一. 概述
Android系统底层基于Linux Kernel, 当Kernel启动过程会创建init进程, 该进程是所有用户空间的鼻祖, init进程会启动servicemanager(binder服务管家), Zygote进程(Java进程的鼻祖). Zygote进程会创建 system_server进程以及各种app进程,下图是这几个系统重量级进程之间的层级关系。
二.
init是Linux系统中用户空间的第一个进程(pid=1), Kerner启动后会调用/system/core/init/Init.cpp的main()方法.
2.1 Init.main
int main(int argc, char** argv) {
...
klog_init(); //初始化kernel log
property_init(); //创建一块共享的内存空间,用于属性服务
signal_handler_init(); //初始化子进程退出的信号处理过程
property_load_boot_defaults(); //加载/default.prop文件
start_property_service(); //启动属性服务器(通过socket通信)
init_parse_config_file("/init.rc"); //解析init.rc文件
//执行rc文件中触发器为 on early-init的语句
action_for_each_trigger("early-init", action_add_queue_tail);
//执行rc文件中触发器为 on init的语句
action_for_each_trigger("init", action_add_queue_tail);
//执行rc文件中触发器为 on late-init的语句
action_for_each_trigger("late-init", action_add_queue_tail);
while (true) {
if (!waiting_for_exec) {
execute_one_command();
restart_processes();
}
int timeout = -1;
if (process_needs_restart) {
timeout = (process_needs_restart - gettime()) * 1000;
if (timeout < 0)
timeout = 0;
}
if (!action_queue_empty() || cur_action) {
timeout = 0;
}
epoll_event ev;
//循环 等待事件发生
int nr = TEMP_FAILURE_RETRY(epoll_wait(epoll_fd, &ev, 1, timeout));
if (nr == -1) {
ERROR("epoll_wait failed: %s\n", strerror(errno));
} else if (nr == 1) {
((void (*)()) ev.data.ptr)();
}
}
return 0;
}
init进程的主要功能点:
- 分析和运行所有的init.rc文件;
- 生成设备驱动节点; (通过rc文件创建)
- 处理子进程的终止(signal方式);
- 提供属性服务property service。
2.2 Zygote自动重启机制
当init解析到下面这条语句,便会启动Zygote进程
service zygote /system/bin/app_process -Xzygote /system/bin --zygote --start-system-server
class main //伴随着main class的启动而启动
socket zygote stream 660 root system //创建socket
onrestart write /sys/android_power/request_state wake
onrestart write /sys/power/state on
onrestart restart media //当zygote重启时,则会重启media
onrestart restart netd // 当zygote重启时,则会重启netd
当init子进程(Zygote)退出时,会产生SIGCHLD信号,并发送给init进程,通过socket套接字传递数据,调用到wait_for_one_process()方法,根据是否是oneshot,来决定是重启子进程,还是放弃启动。

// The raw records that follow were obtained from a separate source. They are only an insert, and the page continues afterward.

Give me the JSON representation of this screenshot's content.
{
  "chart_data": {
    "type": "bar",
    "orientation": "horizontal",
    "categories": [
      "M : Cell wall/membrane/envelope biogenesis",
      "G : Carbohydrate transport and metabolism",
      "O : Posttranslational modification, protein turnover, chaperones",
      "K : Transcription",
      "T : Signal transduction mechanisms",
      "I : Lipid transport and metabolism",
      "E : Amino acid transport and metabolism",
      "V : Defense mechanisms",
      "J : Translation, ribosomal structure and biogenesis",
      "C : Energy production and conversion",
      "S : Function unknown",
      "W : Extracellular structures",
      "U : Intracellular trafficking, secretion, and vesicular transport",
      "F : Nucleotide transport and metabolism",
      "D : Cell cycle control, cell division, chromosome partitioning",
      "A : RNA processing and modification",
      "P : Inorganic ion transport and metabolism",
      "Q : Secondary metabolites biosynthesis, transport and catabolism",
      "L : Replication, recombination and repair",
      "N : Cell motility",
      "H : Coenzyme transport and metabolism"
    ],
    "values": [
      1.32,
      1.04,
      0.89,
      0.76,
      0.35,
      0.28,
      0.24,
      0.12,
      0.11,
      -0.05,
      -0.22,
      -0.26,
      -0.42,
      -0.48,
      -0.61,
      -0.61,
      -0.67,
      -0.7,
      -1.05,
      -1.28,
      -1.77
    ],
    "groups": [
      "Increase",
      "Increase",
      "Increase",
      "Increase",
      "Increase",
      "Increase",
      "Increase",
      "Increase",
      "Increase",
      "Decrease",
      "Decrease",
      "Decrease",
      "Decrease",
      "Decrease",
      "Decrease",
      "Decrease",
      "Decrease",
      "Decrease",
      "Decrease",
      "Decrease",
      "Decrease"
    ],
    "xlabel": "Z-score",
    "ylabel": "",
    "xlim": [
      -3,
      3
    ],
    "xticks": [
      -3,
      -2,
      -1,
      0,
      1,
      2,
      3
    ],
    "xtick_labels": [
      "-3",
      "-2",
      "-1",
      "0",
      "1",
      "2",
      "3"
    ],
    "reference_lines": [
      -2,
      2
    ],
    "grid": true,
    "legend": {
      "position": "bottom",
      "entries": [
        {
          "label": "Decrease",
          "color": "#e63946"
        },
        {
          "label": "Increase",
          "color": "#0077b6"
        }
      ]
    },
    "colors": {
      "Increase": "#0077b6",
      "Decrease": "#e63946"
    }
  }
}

由于缺省模式oneshot=false,因此Zygote一旦被杀便会再次由init进程拉起.
接下来,便是进入了Zygote进程.
三. Zygote
当Zygote进程启动后, 便会执行到frameworks/base/cmds/app_process/App_main.cpp文件的main()方法. 整个调用流程:
App_main.main
AndroidRuntime.start
AndroidRuntime.startVm
AndroidRuntime.startReg
ZygoteInit.main (首次进入Java世界)
registerZygoteSocket
preload
startSystemServer
runSelectLoop
3.1 App_main.main
int main(int argc, char* const argv[])
{
AppRuntime runtime(argv[0], computeArgBlockSize(argc, argv));
while (i < argc) {
...//参数解析
}
//设置进程名
if (!niceName.isEmpty()) {
runtime.setArgv0(niceName.string());
set_process_name(niceName.string());
}
if (zygote) {
// 启动AppRuntime,见小节[3.2]
runtime.start("com.android.internal.os.ZygoteInit", args, zygote);
} else if (className) {
runtime.start("com.android.internal.os.RuntimeInit", args, zygote);
}
}
在app_process进程启动过程,有两个分支:
- 当zygote为true时,则执行ZygoteInit.main()
- 当zygote为false时,则执行RuntimeInit.main()
3.2 AndroidRuntime::start
[-> AndroidRuntime.cpp]
void AndroidRuntime::start(const char* className, const Vector& options)
{
...
// 虚拟机创建
if (startVm(&mJavaVM, &env, zygote) != 0) {
return;
}
onVmCreated(env);
// JNI方法注册
if (startReg(env) < 0) {
return;
}
...
// 调用ZygoteInit.main()方法[见小节3.3]
env->CallStaticVoidMethod(startClass, startMeth, strArray);
3.3
[–>ZygoteInit.java]
public static void main(String argv[]) {
try {
...
registerZygoteSocket(socketName); //为Zygote注册socket
preload(); // 预加载类和资源[见小节3.4]
...
if (startSystemServer) {
startSystemServer(abiList, socketName);//启动system_server[见小节3.5]
}
Log.i(TAG, "Accepting command socket connections");
runSelectLoop(abiList); //进入循环模式[见小节3.6]
...
} catch (MethodAndArgsCaller caller) {
caller.run(); //启动system_server中会讲到。
}
...
}
3.4 ZygoteInit.preload
[–>ZygoteInit.java]
static void preload() {
Log.d(TAG, "begin preload");
preloadClasses();
preloadResources();
preloadOpenGL();
preloadSharedLibraries();
WebViewFactory.prepareWebViewInZygote();
Log.d(TAG, "end preload");
}
3.5 ZygoteInit.startSystemServer
[–>ZygoteInit.java]
private static boolean startSystemServer(String abiList, String socketName)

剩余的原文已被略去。